There were take away lessons in Louisiana where at least three GOP candidates are challenging Democratic incumbent U.S. Senator Mary Landrieu in this fall's election.
"All politics is local," said Louisiana Republican Party Chairman Roger Villere. "When you don't pay attention to local, I think he had the eye on being speaker. He was looking at Washington, instead of looking at his home state."
"I think the Tea Party should take heart," said Eyewitness News Political Analyst Clancy DuBos. "They should be encouraged. They should be fired up. This is a great victory for the Tea Party, but it's not something that automatically transfers to Louisiana or anywhere else."
In Virginia, candidates from the same party face each other in closed primary elections. In Louisiana, multiple candidates from multiple parties face off in open primaries.
Still, lesser known Republicans, hoping to beat out Rep. Bill Cassidy to face Landrieu this fall, are encouraged by what happened in Virginia.
"There's a wave moving across the country. The citizens of the United States and here in Louisiana for sure are tired of politics as usual," said candidate Rob Maness. "The lesson to be learned is to take every candidate seriously."

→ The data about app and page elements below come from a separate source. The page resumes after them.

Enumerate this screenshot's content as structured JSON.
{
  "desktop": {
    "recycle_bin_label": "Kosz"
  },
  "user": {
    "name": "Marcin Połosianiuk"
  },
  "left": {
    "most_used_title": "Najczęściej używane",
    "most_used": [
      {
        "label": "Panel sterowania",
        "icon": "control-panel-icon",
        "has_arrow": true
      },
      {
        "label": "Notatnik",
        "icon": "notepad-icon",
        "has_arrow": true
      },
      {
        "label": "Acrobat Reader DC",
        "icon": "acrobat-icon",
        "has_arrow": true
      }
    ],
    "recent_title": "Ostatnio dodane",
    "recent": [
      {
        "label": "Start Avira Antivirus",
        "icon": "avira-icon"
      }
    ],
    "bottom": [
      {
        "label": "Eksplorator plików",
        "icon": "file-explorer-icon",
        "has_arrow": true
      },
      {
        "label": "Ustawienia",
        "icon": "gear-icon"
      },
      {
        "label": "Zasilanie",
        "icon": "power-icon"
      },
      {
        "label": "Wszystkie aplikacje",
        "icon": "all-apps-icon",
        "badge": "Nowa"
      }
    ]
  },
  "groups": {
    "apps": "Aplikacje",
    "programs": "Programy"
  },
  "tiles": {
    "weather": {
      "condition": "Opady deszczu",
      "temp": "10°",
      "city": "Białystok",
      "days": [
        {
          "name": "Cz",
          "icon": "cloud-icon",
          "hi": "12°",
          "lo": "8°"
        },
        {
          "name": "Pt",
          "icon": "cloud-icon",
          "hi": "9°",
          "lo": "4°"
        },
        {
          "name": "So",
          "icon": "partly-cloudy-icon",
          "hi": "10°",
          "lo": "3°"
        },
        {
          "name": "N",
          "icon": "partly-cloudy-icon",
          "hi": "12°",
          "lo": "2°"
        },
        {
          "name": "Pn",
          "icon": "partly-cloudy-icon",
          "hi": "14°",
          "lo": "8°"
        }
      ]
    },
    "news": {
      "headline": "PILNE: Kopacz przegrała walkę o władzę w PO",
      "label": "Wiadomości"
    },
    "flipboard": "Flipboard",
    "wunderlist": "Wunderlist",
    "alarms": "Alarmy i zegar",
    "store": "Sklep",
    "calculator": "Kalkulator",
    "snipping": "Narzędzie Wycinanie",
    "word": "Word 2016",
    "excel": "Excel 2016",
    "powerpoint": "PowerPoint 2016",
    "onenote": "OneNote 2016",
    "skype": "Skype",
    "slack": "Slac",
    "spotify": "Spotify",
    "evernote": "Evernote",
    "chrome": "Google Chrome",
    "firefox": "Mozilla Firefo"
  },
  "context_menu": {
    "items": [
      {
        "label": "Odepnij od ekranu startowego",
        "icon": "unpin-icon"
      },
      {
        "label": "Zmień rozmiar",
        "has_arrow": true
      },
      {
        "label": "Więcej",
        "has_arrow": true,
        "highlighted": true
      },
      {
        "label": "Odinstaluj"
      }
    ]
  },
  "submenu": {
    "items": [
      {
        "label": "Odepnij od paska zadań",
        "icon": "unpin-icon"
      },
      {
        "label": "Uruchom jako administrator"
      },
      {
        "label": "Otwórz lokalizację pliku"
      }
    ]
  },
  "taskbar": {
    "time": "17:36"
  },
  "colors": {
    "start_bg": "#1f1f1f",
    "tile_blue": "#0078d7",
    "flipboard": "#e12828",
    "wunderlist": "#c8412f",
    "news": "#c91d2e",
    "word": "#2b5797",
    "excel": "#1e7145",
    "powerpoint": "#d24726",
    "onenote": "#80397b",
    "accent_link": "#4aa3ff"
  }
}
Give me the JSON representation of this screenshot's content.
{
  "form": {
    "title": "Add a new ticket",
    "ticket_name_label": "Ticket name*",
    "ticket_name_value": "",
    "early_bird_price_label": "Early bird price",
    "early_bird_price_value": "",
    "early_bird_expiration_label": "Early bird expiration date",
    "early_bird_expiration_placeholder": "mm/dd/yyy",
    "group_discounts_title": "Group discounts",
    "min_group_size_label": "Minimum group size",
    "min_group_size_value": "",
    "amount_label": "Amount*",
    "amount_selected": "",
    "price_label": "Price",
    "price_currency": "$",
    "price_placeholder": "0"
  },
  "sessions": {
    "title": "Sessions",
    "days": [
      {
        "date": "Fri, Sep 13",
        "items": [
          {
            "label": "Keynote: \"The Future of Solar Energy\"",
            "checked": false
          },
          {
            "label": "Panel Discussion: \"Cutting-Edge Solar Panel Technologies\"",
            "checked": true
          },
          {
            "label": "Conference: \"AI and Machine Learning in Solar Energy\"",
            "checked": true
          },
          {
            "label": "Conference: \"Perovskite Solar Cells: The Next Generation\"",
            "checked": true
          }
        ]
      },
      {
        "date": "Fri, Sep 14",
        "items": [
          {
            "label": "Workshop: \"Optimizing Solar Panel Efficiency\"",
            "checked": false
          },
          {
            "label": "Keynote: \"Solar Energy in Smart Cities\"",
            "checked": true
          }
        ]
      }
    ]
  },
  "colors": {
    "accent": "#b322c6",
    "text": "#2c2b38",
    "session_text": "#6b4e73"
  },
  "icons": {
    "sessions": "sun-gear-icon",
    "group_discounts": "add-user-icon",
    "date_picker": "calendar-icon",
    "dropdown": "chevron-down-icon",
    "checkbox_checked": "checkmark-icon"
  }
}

"It just reminds me that in politics anything can happen and the people of this state are going to have their choice," said candidate Paul Hollis. "All the outside groups and all of that can be irrelevant. It just comes down to people in our state deciding on who they want to represent them."
Cantor's loss could be Rep. Steve Scalise's gain as House Republicans pick new leaders. He's now in line for the number three position, majority whip.
"If things work out, he could definitely be in line to be considered for a leadership position," said DuBos. "If he gets a leadership position, it's only a matter of time before he becomes speaker."